Somalia delays election process again as deadline lapses
Somalia has again pushed back the deadline for completing lower house elections, delaying until March 31 a process that is already more than a year overdue and has resulted in political sanctions.
The electoral committee announced the latest postponement on Tuesday evening, further delaying the vote for a new president and prolonging a political crisis in a country also facing drought and an Islamist insurgency.
After countless delays and missed deadlines, the lower house elections were due to be completed on March 15.
But only three of Somalia's five states had selected their representatives by deadline, according to election officials.

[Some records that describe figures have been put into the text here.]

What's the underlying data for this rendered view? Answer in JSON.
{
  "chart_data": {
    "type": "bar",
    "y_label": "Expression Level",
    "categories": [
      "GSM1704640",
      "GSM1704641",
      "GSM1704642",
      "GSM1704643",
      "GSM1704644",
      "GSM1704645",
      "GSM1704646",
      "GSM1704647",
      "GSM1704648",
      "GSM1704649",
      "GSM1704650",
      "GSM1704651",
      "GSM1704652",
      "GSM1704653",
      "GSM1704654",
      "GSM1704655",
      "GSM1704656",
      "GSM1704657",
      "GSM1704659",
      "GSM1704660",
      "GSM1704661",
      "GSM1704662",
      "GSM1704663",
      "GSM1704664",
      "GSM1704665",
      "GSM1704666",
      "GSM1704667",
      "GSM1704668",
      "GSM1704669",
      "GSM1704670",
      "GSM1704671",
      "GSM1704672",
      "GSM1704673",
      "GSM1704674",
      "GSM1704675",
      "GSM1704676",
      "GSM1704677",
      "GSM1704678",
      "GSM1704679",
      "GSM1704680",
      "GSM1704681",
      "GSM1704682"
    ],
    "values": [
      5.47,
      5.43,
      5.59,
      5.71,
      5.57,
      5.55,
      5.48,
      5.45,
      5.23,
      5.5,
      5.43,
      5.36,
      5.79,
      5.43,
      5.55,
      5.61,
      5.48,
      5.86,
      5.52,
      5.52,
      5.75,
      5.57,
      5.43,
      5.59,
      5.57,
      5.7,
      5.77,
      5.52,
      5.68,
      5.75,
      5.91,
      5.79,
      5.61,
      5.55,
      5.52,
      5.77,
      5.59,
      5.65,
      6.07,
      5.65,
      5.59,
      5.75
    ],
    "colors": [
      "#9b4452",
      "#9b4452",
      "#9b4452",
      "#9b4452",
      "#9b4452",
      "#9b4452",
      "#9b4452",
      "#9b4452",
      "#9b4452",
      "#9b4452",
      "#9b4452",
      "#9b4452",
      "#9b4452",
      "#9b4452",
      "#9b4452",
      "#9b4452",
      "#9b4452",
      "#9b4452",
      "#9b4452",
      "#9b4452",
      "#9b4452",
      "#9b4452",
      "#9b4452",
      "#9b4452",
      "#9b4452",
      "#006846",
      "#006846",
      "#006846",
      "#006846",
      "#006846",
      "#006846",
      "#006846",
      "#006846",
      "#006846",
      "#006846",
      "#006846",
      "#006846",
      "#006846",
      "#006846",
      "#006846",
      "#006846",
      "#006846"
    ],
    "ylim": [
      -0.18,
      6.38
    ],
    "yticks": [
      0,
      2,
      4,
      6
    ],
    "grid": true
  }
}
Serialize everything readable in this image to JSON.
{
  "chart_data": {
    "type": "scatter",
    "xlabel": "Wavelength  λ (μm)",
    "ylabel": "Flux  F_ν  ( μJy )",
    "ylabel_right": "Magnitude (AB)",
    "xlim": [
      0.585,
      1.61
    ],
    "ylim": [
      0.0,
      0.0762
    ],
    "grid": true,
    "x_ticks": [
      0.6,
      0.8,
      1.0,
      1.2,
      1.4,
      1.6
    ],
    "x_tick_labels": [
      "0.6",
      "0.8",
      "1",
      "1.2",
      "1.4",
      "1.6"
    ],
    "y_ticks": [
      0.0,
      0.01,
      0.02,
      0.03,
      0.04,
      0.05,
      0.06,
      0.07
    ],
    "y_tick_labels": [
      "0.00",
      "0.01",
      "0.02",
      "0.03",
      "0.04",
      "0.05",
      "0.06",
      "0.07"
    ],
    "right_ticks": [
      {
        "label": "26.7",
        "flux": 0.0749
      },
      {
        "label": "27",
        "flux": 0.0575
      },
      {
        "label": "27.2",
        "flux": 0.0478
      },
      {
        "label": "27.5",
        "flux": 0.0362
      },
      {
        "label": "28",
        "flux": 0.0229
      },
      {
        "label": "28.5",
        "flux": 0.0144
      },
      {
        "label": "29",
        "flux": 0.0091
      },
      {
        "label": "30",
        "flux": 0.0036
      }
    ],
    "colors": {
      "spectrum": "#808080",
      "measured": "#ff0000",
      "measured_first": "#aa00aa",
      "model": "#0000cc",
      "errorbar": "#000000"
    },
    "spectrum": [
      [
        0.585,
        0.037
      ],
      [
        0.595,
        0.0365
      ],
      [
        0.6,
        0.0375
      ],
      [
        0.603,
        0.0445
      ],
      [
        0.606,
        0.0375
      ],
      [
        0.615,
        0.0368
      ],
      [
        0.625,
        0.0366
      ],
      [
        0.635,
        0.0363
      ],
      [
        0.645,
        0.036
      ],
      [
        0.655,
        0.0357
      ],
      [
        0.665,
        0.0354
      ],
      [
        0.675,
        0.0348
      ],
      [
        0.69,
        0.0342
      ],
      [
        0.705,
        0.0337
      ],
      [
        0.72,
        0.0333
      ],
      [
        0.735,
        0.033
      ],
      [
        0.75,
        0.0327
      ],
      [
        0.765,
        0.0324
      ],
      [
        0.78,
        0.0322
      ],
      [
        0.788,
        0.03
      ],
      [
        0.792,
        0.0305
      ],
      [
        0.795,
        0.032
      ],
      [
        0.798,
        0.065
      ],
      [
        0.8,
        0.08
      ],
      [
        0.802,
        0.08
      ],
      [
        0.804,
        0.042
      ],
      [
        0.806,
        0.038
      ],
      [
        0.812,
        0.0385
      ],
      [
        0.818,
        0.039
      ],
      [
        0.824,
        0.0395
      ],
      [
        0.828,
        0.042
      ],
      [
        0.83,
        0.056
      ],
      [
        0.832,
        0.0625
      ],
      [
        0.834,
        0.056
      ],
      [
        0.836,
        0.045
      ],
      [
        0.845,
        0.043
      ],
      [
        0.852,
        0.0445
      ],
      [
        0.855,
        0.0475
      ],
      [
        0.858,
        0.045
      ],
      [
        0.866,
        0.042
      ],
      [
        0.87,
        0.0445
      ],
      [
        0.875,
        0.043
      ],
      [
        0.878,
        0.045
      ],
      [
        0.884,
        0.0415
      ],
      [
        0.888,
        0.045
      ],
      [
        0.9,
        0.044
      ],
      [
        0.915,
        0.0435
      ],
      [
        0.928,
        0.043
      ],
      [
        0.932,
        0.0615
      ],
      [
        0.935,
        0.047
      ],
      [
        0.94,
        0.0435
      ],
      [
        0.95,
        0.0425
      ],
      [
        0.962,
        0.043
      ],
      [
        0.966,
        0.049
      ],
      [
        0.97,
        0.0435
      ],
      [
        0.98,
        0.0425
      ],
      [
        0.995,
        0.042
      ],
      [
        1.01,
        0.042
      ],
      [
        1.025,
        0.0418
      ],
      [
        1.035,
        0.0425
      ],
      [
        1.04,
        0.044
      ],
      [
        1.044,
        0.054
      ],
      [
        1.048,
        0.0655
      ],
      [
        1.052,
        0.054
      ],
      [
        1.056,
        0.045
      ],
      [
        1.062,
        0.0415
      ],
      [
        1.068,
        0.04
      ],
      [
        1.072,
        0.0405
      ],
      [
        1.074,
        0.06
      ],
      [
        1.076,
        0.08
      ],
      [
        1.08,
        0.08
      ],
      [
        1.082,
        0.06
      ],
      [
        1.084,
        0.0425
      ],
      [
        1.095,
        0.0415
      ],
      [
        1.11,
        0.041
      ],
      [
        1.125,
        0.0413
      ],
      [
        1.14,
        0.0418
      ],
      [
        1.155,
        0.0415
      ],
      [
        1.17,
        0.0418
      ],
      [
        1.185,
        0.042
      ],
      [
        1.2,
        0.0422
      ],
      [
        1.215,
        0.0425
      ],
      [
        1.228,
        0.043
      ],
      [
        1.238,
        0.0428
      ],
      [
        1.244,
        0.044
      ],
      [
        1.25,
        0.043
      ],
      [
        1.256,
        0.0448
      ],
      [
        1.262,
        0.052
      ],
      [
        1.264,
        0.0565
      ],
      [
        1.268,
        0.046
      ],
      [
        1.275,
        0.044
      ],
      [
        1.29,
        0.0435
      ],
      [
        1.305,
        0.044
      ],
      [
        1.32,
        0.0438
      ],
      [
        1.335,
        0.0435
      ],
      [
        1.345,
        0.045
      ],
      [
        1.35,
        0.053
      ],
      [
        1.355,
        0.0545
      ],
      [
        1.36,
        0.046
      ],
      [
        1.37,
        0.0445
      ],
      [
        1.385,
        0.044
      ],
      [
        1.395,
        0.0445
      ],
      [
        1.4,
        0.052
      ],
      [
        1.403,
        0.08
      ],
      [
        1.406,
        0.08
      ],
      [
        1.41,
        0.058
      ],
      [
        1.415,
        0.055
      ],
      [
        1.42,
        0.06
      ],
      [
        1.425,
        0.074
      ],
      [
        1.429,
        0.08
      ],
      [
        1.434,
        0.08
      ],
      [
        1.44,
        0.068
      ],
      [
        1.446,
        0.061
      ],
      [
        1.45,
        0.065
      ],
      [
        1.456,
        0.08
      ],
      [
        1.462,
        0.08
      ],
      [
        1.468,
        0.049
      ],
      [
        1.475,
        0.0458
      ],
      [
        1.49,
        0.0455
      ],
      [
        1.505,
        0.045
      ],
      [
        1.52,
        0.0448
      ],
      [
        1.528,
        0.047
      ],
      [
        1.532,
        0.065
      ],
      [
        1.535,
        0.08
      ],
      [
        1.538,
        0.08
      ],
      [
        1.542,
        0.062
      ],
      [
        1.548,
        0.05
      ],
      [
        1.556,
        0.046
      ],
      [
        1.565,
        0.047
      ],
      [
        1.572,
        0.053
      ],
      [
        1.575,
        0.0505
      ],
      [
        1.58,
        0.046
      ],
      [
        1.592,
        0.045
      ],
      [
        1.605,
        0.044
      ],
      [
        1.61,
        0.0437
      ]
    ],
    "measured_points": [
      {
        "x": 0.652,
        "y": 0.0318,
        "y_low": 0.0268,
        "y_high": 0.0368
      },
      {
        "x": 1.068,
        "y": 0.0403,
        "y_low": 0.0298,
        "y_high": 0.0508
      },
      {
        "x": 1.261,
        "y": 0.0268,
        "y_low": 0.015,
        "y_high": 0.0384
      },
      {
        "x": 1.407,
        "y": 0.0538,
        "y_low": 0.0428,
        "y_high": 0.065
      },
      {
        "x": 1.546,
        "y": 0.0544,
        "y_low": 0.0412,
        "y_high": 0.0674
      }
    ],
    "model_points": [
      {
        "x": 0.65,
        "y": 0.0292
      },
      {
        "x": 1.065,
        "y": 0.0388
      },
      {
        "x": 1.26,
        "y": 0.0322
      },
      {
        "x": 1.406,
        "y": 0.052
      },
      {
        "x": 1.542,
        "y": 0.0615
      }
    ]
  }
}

Some 39 of 275 seats remained unfilled in Hirshabelle, Jubaland and Puntland states.
The Federal Election Implementation Team (FEIT) said these vacancies would be filled by the end of the month and the "official final results" of the lower and upper house ballots announced on March 31.
All elected representatives would be sworn into office in Mogadishu on April 14, the election committee said in its latest revised timetable.
Elections for lower and upper house lawmakers were supposed to be completed before President Mohamed Abdullahi Mohamed's term expired in February 2021.
The two chambers of parliament in turn choose a president, and until representatives for both are elected and sworn in the vote cannot proceed.
But political infighting has stymied the process, and the president's mandate expired without a vote having taken place.
Mohamed, better known as Farmajo, tried to extend his rule by decree but faced protests and violent opposition in Mogadishu where rival political factions fought on the streets.
He appointed his prime minister, Mohamed Hussein Roble, to broker a consensus on a way forward, but disagreements between the two men hindered progress.
Somalia's key foreign backer, the United States, has imposed travel sanctions on key political figures for "obstructionist actions" and expressed disappointment when the latest deadline was missed on Tuesday.
The international community has warned the election impasse distracts from Somalia's other pressing problems, most notably its worst drought in decades and a persistent and violent insurgency waged by Al-Shabaab.
Somalia has not held a one-person one-vote election in 50 years.
The process underway at the moment follows a complex indirect model used in previous ballots, where state legislatures and thousands of clan delegates choose MPs and senators.